I am not convinced that this is what Rabbi Kanievsky meant, but the diagnosis that Rabbi Zilberstein cited in his name corresponds well with the modern perception of natural scientists and historians of recent years.

The twentieth century, Prof. Yuval Harari likes to remind us again and again, defeated epidemics and diseases.

If in the past an arrow that struck a warrior's hand meant death if he failed to amputate the injured limb in time; the Black Death epidemic that broke out in the 14th century and wiped out half of the European continent; the Spanish flu that wiped out nearly 100 million people in 1918 - are no longer likely to break out in the 21st century.

The Christians, who were convinced that the Jews were responsible for the 'Black Death', managed to realize after a few centuries that it was merely an infection, which modern science could eradicate with the help of easy and quick treatment.

This is why before the 20th century, between a quarter and a third of children did not reach adulthood, being killed like flies by rubella and measles, while today, by comparison, only 0.7 percent of infants die from childhood diseases.

And what about death?

It too can be defeated or at least significantly postponed.

For, if conventional medicine exists, we just have to find it. Modern science assumes that people die for a biological reason: the heart stops beating, the blood stops flowing, the tumors have already spread throughout the body, the systems in an old person's body no longer function. For all these technical deficiencies, there are technical solutions, we just aren't aware of them yet.

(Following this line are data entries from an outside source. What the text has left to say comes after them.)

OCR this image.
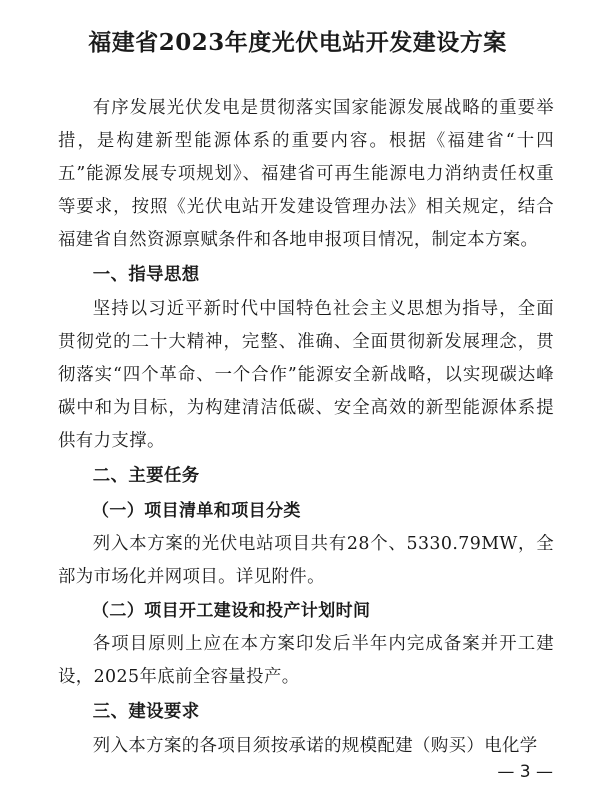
福建省2023年度光伏电站开发建设方案

有序发展光伏发电是贯彻落实国家能源发展战略的重要举措，是构建新型能源体系的重要内容。根据《福建省“十四五”能源发展专项规划》、福建省可再生能源电力消纳责任权重等要求，按照《光伏电站开发建设管理办法》相关规定，结合福建省自然资源禀赋条件和各地申报项目情况，制定本方案。

一、指导思想

坚持以习近平新时代中国特色社会主义思想为指导，全面贯彻党的二十大精神，完整、准确、全面贯彻新发展理念，贯彻落实“四个革命、一个合作”能源安全新战略，以实现碳达峰碳中和为目标，为构建清洁低碳、安全高效的新型能源体系提供有力支撑。

二、主要任务
（一）项目清单和项目分类

列入本方案的光伏电站项目共有28个、5330.79MW，全部为市场化并网项目。详见附件。

（二）项目开工建设和投产计划时间

各项目原则上应在本方案印发后半年内完成备案并开工建设，2025年底前全容量投产。

三、建设要求

列入本方案的各项目须按承诺的规模配建（购买）电化学

— 3 —
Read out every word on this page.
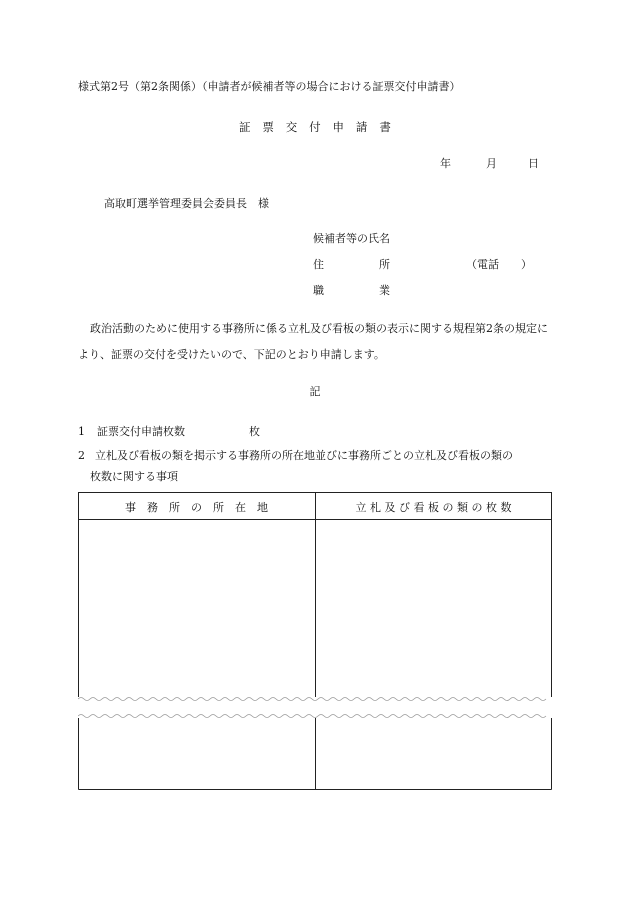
様式第2号（第2条関係）（申請者が候補者等の場合における証票交付申請書）
証　票　交　付　申　請　書
年	月	日
高取町選挙管理委員会委員長　様
候補者等の氏名
住　　　　　所	（電話　　）
職　　　　　業
政治活動のために使用する事務所に係る立札及び看板の類の表示に関する規程第2条の規定により、証票の交付を受けたいので、下記のとおり申請します。
記
1 証票交付申請枚数	枚
2 立札及び看板の類を掲示する事務所の所在地並びに事務所ごとの立札及び看板の類の
枚数に関する事項
事　務　所　の　所　在　地	立 札 及 び 看 板 の 類 の 枚 数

One day we may encounter them.

Sound imaginary?

This is exactly what the parents of children in the 1940s who lost their offspring to the polio virus thought, until they met a kind Jew named Jonah Salk, who saved the globe.

So are we facing a fundamental change in our life expectancy? Will we be able to lovingly caress and even recognize our grandchildren's great-grandchildren?

Billionaires invest huge amounts of money in this out of the naive belief that it is possible, but after all, even for the ability to predict the future, a technical solution has not yet been found.